In The Economist, the latest “Lexington” column has a report from a place we know well. That is Lubec, in far Down East Maine, immediate neighbor of Eastport, which we have written about extensively. The Economist column, by our long-time friend (and former Atlantic editor) James Bennet, is titled “There Goes the Neighbourhood [sic].” The subtitle conveys the point of the story: “What Is Lost When National Politics Eats Everything.” (If you’re counting, this is item #4.)
The piece begins, in its uncensored way:
“These days national politics follows everyone everywhere in America. So the visitor should not be surprised to spot a particular red-white-and-black flag hanging from a pine tree along a road into town. ‘Fuck Biden,’ it reads. ‘And fuck you for voting for him!'”
The piece goes on to discuss the long, far-from-idyllic tension between local and national emphases in American life. (Which is also the subject Derek Shearer deals with).

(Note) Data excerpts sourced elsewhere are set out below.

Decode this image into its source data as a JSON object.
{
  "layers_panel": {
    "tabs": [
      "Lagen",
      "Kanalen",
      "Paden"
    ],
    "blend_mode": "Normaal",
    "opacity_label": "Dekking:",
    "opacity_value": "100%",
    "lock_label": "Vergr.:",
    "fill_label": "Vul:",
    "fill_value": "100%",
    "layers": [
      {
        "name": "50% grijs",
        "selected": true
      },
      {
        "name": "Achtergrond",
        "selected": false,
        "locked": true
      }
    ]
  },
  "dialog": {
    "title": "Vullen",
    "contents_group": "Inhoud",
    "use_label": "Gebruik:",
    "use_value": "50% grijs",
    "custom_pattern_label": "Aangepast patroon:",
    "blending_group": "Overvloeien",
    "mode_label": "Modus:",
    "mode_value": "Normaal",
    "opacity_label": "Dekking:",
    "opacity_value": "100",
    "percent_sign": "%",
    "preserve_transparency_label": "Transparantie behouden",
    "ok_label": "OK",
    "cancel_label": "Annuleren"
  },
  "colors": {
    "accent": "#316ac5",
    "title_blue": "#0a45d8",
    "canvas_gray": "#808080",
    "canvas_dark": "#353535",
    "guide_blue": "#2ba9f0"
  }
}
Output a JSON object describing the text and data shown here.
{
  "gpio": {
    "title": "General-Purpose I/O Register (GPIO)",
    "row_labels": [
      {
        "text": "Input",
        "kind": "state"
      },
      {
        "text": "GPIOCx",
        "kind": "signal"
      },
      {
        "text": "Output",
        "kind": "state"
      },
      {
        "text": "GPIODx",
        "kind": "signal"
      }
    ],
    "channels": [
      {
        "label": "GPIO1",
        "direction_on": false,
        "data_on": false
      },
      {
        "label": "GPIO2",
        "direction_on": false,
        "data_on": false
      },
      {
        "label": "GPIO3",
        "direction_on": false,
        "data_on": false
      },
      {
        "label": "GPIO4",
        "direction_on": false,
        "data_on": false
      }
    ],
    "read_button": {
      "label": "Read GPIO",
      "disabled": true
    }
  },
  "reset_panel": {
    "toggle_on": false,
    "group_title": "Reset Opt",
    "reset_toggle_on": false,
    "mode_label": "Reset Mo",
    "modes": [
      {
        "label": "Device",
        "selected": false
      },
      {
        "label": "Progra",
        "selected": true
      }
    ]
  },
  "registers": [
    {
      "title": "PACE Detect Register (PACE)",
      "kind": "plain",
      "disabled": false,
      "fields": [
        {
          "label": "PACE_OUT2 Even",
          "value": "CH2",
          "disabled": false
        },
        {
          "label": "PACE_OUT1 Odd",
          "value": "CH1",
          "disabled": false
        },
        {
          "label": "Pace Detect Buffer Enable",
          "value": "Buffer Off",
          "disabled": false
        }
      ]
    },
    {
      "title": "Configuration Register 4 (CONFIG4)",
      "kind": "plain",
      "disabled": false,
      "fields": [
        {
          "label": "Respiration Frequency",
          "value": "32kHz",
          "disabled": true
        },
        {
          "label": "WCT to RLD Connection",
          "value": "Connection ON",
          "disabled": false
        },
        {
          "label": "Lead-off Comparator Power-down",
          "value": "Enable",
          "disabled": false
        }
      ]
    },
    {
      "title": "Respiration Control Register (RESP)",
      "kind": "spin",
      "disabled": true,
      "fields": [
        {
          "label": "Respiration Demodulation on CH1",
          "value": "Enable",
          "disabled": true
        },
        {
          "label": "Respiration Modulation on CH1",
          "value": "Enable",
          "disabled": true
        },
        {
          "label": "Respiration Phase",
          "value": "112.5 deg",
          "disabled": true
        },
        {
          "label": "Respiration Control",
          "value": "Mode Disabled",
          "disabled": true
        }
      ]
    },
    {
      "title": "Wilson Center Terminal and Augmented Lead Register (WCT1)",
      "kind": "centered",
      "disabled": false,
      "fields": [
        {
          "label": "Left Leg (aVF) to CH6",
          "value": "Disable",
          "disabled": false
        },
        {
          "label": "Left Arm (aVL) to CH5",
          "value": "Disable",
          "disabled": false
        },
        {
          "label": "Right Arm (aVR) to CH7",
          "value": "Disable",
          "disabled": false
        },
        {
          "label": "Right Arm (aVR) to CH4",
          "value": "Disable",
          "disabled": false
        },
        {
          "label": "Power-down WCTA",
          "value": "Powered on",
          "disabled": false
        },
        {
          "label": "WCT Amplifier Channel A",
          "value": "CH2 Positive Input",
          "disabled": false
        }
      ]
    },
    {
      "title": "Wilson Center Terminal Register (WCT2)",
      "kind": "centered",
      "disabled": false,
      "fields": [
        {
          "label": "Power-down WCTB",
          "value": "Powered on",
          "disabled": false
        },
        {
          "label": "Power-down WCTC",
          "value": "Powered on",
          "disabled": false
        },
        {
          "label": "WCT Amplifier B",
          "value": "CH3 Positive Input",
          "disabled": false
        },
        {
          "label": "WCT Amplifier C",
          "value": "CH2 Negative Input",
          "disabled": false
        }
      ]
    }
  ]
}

Recommended.
5) As a last entry for today, a nice essay by our friend John Miller, who in writing and film has chronicled the story of Moundsville, West Virginia, but who recently returned to Belgium, where he grew up. His piece is on “Belgitude,” and I’ll let him explain what that means.
People looking back on our times, with a decade’s or a generation’s perspective, will think the answers to a variety of questions were fated, or obvious. Will people flock back to the offices, restaurants, and stores of the biggest cities, as if the shocks of the past 18 months were forgotten? Will they return to those major centers—while voting with their pocketbooks, and their ballots, for changes that could include the “15-minute city” pattern of life? How many people will choose new locations based on each city’s response to Covid? Its degree of openness to—or obstacles for—immigrants and other new arrivals? Its mundane-but-crucial features like broadband access and real estate costs? Or its self-selected “communities of value,” as Tom Ruby suggests?
As with so many other aspects of this era’s life—environmental, economic, political—we can’t know the answer. But by our daily choices and efforts, we shape what the answers will be.